Elf Jahre lang ist Franke zur See gefahren. „Schon als Kind wusste ich, dass ich Seemann werden will.“ Vom Kadett zum Matrosen und Offizier durchläuft er alle Stationen, ist ausgebildeter Diplom-Ingenieur Seeverkehr. „Ich hatte eine super Zeit“, sagt Franke. Die jedoch aus gesundheitlichen Gründen ein Ende nimmt. Heute arbeitet er als freischaffender Mediengestalter in Vellmar, moderiert eine Sendung im Offenen Kanal und arbeitet an seinem ersten Dokumentarfilm.

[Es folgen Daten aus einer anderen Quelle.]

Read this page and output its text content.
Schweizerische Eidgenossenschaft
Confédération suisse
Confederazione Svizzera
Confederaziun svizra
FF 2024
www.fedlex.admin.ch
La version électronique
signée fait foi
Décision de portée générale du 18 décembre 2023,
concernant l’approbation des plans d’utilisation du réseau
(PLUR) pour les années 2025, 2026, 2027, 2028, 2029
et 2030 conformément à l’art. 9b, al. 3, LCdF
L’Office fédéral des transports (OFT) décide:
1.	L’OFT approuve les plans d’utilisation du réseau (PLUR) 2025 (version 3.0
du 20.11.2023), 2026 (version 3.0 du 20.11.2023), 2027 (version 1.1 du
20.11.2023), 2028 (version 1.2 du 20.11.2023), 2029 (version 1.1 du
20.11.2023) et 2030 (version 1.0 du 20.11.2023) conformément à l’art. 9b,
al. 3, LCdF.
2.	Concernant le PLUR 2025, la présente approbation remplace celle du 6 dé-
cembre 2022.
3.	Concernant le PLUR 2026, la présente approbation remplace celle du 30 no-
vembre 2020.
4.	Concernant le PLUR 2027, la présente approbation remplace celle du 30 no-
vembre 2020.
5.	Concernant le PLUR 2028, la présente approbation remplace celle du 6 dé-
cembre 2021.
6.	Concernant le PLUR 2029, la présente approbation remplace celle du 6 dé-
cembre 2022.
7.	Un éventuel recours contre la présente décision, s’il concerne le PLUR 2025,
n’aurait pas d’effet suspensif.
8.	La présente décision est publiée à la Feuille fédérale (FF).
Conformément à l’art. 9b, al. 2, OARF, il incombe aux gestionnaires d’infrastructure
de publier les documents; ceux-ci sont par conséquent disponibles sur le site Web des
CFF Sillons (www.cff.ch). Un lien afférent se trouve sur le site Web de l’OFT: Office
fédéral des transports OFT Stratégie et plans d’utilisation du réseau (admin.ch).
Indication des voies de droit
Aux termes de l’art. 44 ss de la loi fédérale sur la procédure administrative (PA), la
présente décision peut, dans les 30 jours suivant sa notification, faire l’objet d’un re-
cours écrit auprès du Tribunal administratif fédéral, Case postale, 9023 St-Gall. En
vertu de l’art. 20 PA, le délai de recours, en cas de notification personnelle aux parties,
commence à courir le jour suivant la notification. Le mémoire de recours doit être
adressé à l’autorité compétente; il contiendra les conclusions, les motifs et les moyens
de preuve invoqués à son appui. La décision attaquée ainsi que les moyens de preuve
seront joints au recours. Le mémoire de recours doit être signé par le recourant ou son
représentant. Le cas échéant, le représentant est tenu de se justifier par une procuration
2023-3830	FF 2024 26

Als er vom Schicksal der MS Georg Büchner erfährt, ist ihm sehr schnell klar: „Das ist mein Thema.“ Und so steht der 41-Jährige am 28. Mai 2013 auf einem der Schlepper, der das ehemalige Fracht- und Ausbildungsschiff auf seine letzte Reise schicken soll. Nach vielen Protesten und langem Hin und Her soll das Traditionsschiff nach Klaipeda in Litauen gebracht werden, wo es an einer Pier seine vorerst letzte Station finden soll. Doch dort ankommen wird das Schiff nie.

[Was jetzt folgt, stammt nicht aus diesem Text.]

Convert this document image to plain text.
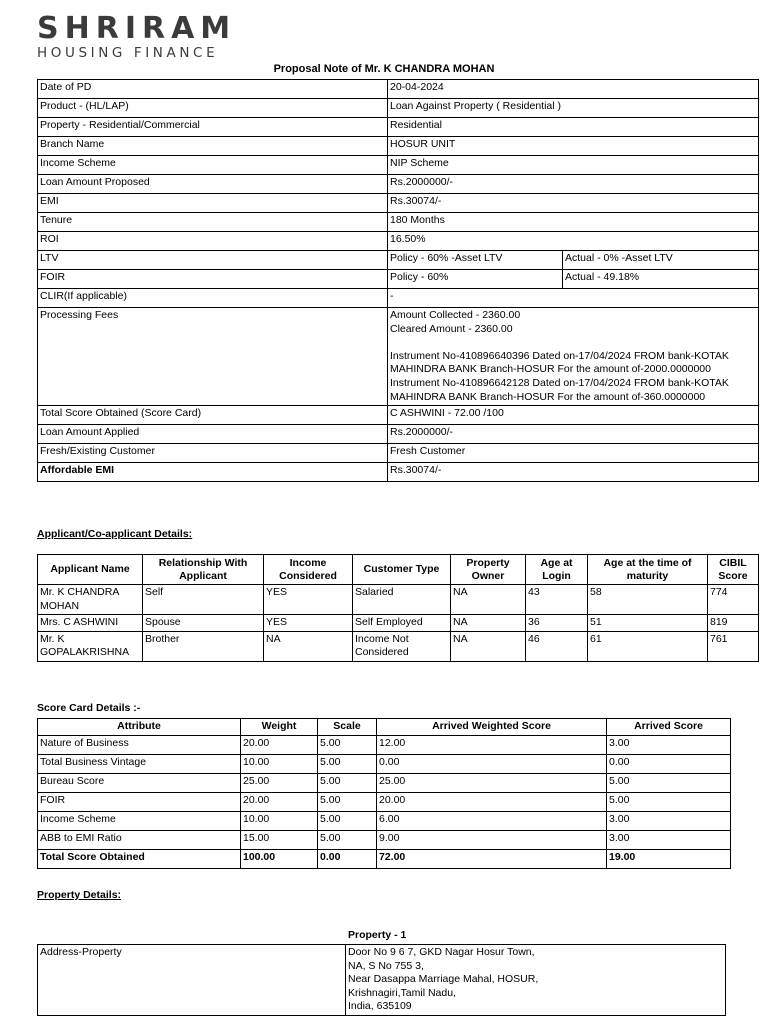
SHRIRAM
HOUSING FINANCE
Proposal Note of Mr. K CHANDRA MOHAN
Date of PD	20-04-2024	
Product - (HL/LAP)	Loan Against Property ( Residential )	
Property - Residential/Commercial	Residential	
Branch Name	HOSUR UNIT	
Income Scheme	NIP Scheme	
Loan Amount Proposed	Rs.2000000/-	
EMI	Rs.30074/-	
Tenure	180 Months	
ROI	16.50%	
LTV	Policy - 60% -Asset LTV	Actual - 0% -Asset LTV
FOIR	Policy - 60%	Actual - 49.18%
CLIR(If applicable)	-	
Processing Fees	Amount Collected - 2360.00
Cleared Amount - 2360.00
Instrument No-410896640396 Dated on-17/04/2024 FROM bank-KOTAK MAHINDRA BANK Branch-HOSUR For the amount of-2000.0000000
Instrument No-410896642128 Dated on-17/04/2024 FROM bank-KOTAK MAHINDRA BANK Branch-HOSUR For the amount of-360.0000000	

Total Score Obtained (Score Card)	C ASHWINI - 72.00 /100	
Loan Amount Applied	Rs.2000000/-	
Fresh/Existing Customer	Fresh Customer	
Affordable EMI	Rs.30074/-	
Applicant/Co-applicant Details:
Applicant Name	Relationship With Applicant	Income Considered	Customer Type	Property Owner	Age at Login	Age at the time of maturity	CIBIL Score
Mr. K CHANDRA MOHAN	Self	YES	Salaried	NA	43	58	774
Mrs. C ASHWINI	Spouse	YES	Self Employed	NA	36	51	819
Mr. K GOPALAKRISHNA	Brother	NA	Income Not Considered	NA	46	61	761
Score Card Details :-
Attribute	Weight	Scale	Arrived Weighted Score	Arrived Score
Nature of Business	20.00	5.00	12.00	3.00
Total Business Vintage	10.00	5.00	0.00	0.00
Bureau Score	25.00	5.00	25.00	5.00
FOIR	20.00	5.00	20.00	5.00
Income Scheme	10.00	5.00	6.00	3.00
ABB to EMI Ratio	15.00	5.00	9.00	3.00
Total Score Obtained	100.00	0.00	72.00	19.00
Property Details:
Property - 1
Address-Property	Door No 9 6 7, GKD Nagar Hosur Town,
NA, S No 755 3,
Near Dasappa Marriage Mahal, HOSUR,
Krishnagiri,Tamil Nadu,
India, 635109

Die MS Georg Büchner hat zu diesem Zeitpunkt schon ein sehr bewegtes Leben auf See hinter sich. 1950 in Belgien gebaut, war es ein sogenanntes Kongo-Boot, ein kombiniertes Passagier- und Frachtschiff, das unter dem Namen Charlesville zwischen Belgien und dem Kongo verkehrt. 1967 wird das Schiff in die ehemalige DDR verkauft und in Georg Büchner umbenannt. Es wird zehn Jahre lang als Fracht- und Ausbildungsschiff genutzt, bis es 1977 in Rostock festgelegt wird. Dort fungiert es eine Zeit als stationäres Ausbildungsschiff und Internat und wird zu einem Wahrzeichen der Stadt.
Anfang der 2000er-Jahre wird die Georg Büchner vom Förderverein Traditionsschiff übernommen und zum Hotelschiff umgebaut. Ende 2012 wird bekannt, dass der Trägerverein insolvent ist und die Georg Büchner verkauft werden soll. Der Insolvenzverwalter verkauft das Schiff an „eine ominöse Firma“, wie Franke erzählt. Bis heute sei nicht klar, wer dahinter steckt.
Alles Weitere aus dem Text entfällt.